For the required outputs of user-specified estimators, see the article "User-Specified General-to-Specific and Indicator Saturation Methods" by Genaro Sucarrat, published in the R Journal: https://journal.r-project.org/archive/2021/RJ-2021-024/index.html

Value

A list with entries needed for model selection via gets::getsFun() or gets::isat().
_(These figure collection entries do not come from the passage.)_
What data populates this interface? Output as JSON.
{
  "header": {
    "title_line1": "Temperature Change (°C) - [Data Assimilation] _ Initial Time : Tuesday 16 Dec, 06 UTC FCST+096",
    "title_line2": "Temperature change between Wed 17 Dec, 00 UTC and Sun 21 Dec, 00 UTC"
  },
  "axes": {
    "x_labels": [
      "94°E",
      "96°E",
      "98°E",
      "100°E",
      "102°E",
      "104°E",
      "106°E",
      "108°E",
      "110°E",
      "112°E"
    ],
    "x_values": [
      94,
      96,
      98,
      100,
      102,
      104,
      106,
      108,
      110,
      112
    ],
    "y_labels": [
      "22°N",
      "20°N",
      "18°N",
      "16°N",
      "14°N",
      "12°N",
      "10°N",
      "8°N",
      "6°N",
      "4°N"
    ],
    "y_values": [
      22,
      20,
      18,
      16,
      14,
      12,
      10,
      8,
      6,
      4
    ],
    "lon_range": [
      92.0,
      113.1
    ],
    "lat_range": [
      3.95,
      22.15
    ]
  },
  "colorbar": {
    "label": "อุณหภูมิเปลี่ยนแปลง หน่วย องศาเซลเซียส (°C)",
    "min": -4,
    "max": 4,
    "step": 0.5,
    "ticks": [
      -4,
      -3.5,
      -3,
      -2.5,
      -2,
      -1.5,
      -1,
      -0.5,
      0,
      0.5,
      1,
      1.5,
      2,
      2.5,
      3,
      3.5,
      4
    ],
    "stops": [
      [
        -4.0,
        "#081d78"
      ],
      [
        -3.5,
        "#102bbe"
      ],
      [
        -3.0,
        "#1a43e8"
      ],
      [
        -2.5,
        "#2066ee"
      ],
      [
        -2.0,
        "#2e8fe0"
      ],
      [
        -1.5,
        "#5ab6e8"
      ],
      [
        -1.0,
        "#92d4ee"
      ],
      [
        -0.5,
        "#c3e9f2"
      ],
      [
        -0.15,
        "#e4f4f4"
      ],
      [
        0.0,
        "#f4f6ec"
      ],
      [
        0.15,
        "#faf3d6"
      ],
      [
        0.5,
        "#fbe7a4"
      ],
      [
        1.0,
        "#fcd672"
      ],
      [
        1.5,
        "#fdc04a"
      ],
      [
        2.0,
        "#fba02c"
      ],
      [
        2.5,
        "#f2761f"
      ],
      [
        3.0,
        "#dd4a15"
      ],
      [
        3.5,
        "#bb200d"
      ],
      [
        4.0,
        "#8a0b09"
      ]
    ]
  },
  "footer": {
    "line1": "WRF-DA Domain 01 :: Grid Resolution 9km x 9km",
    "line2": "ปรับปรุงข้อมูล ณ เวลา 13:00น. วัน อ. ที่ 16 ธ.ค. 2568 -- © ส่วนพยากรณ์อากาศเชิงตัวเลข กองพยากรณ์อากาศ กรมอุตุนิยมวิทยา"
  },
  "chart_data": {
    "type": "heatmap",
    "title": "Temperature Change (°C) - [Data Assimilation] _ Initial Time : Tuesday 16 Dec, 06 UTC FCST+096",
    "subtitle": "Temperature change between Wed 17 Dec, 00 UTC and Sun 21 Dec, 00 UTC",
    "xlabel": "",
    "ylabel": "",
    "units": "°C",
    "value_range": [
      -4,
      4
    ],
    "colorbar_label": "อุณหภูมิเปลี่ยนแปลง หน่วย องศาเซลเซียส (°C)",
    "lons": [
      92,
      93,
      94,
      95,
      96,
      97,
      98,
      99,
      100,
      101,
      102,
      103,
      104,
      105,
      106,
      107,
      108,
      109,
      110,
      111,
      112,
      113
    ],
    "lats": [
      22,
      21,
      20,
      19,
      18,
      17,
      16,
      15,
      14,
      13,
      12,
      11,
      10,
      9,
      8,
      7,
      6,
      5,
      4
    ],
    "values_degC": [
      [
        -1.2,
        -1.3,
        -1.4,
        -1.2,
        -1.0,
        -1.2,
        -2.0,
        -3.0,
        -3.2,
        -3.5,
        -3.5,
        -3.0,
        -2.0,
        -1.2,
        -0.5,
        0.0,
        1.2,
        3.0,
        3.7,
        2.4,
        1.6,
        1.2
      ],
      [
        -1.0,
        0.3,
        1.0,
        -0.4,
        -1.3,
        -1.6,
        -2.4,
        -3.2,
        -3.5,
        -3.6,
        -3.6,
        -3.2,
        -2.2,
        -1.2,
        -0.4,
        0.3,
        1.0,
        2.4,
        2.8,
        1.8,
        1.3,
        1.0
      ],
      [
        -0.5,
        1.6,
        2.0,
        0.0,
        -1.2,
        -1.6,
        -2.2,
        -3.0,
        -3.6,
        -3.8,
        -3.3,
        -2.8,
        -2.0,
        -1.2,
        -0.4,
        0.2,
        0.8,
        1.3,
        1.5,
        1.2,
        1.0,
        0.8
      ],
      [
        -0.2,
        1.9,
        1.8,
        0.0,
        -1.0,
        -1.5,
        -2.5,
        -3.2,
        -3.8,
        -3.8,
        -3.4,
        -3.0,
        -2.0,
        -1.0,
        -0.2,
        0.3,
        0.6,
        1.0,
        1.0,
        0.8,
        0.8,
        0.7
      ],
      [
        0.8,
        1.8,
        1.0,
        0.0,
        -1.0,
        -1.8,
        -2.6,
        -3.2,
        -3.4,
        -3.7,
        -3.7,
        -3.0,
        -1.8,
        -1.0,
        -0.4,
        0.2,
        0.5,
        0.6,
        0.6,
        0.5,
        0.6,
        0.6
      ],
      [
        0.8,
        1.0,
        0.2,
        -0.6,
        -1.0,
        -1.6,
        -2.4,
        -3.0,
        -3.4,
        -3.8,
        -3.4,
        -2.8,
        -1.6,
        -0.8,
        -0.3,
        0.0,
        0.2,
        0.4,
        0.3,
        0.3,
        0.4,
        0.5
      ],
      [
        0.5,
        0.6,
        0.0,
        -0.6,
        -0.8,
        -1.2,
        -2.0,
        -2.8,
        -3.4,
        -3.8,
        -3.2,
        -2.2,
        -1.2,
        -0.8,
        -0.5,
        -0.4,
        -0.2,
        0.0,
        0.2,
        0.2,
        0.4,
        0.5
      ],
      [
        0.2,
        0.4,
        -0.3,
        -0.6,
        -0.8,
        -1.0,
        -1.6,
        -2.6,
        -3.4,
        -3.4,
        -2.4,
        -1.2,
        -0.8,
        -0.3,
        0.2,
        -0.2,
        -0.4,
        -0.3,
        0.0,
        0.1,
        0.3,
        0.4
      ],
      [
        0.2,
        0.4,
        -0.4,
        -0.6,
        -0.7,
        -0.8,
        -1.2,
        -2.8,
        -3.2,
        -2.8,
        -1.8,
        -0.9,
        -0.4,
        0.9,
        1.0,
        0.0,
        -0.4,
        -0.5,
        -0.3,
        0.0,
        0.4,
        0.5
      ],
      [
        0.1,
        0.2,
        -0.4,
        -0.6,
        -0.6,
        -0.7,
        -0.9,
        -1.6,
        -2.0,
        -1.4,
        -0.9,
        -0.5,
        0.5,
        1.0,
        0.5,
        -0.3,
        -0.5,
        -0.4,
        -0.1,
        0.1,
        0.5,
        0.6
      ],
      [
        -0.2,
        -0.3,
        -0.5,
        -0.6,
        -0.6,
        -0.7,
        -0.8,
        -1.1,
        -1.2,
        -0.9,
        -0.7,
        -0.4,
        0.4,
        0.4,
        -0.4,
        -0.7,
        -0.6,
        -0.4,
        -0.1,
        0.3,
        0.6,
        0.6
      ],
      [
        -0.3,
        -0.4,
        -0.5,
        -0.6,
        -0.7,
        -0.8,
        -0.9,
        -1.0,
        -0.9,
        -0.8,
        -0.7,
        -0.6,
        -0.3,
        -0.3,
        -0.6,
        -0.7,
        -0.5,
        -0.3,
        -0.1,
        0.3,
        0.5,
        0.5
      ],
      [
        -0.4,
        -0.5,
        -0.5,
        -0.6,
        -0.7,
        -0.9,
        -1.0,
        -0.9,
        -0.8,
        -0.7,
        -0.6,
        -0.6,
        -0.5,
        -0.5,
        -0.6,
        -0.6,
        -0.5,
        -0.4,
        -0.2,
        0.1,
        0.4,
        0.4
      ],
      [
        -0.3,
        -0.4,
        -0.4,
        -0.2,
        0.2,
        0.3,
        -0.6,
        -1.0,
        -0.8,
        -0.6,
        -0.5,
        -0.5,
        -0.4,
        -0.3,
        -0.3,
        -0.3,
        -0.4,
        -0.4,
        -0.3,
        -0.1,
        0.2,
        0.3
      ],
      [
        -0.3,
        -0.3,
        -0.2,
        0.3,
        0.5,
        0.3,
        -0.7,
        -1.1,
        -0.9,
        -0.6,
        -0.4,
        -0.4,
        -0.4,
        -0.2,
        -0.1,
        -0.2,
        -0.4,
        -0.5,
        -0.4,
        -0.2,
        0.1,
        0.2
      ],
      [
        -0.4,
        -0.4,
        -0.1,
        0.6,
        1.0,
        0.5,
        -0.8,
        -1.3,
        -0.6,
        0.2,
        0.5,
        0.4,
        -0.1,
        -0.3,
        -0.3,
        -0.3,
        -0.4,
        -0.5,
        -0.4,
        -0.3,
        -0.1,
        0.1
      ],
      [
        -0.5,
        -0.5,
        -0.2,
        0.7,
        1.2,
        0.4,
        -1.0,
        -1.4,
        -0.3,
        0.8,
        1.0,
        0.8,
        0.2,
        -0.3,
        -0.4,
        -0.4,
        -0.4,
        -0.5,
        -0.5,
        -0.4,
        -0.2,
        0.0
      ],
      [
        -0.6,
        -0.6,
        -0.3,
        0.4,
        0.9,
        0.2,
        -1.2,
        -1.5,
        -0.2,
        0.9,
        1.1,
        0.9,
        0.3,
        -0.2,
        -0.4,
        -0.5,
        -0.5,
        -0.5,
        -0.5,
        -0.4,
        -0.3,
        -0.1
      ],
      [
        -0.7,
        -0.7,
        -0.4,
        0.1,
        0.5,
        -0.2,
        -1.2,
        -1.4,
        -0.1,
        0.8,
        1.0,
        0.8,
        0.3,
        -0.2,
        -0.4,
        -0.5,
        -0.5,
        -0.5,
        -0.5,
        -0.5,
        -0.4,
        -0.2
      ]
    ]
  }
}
Takes ivreg formula and returns formula compatible with model selection

Description

new_formula takes a formula object for ivreg::ivreg(), i.e. in a format of y ~ x1 + x2 | x1 + z2, and returns a list with element suitable for model selection. For example, it updates the data by creating an intercept if specified in the formula, checks for collinearity among the regressors, and updates the formula accordingly.

Usage

new_formula(formula, data, keep_exog)

Arguments

formula

A formula for the ivreg::ivreg function, i.e. in format y ~ x1 + x2 | z1 + z2.

data

A data frame.

keep_exog

A numeric vector of indices or a character vector of names corresponding to the exogenous regressors in the data that should not be selected over. Default NULL means that selection is over all exogenous regressors. If an intercept has been specified in the formula but is not already included in the data, then it can be kept by either including the index 0 or the character "Intercept", respectively, as an element in keep_exog.

Value

A list with several named elements. Component $fml stores the new baseline formula that will be used for model selection. Components y, x, and z store the data of the dependent variable, structural regressors, and excluded instruments. The entries $depvar, $x1, $x2, $z1, and $z2 contain the names of the dependent variable, endogenous and exogenous regressors, included and excluded instruments. $dx1, $dx2, $dz1, $dz2 store the dimensions of the respective variables. Finally, $keep and $keep.names contain the indices and names of the regressors that will not be selected over.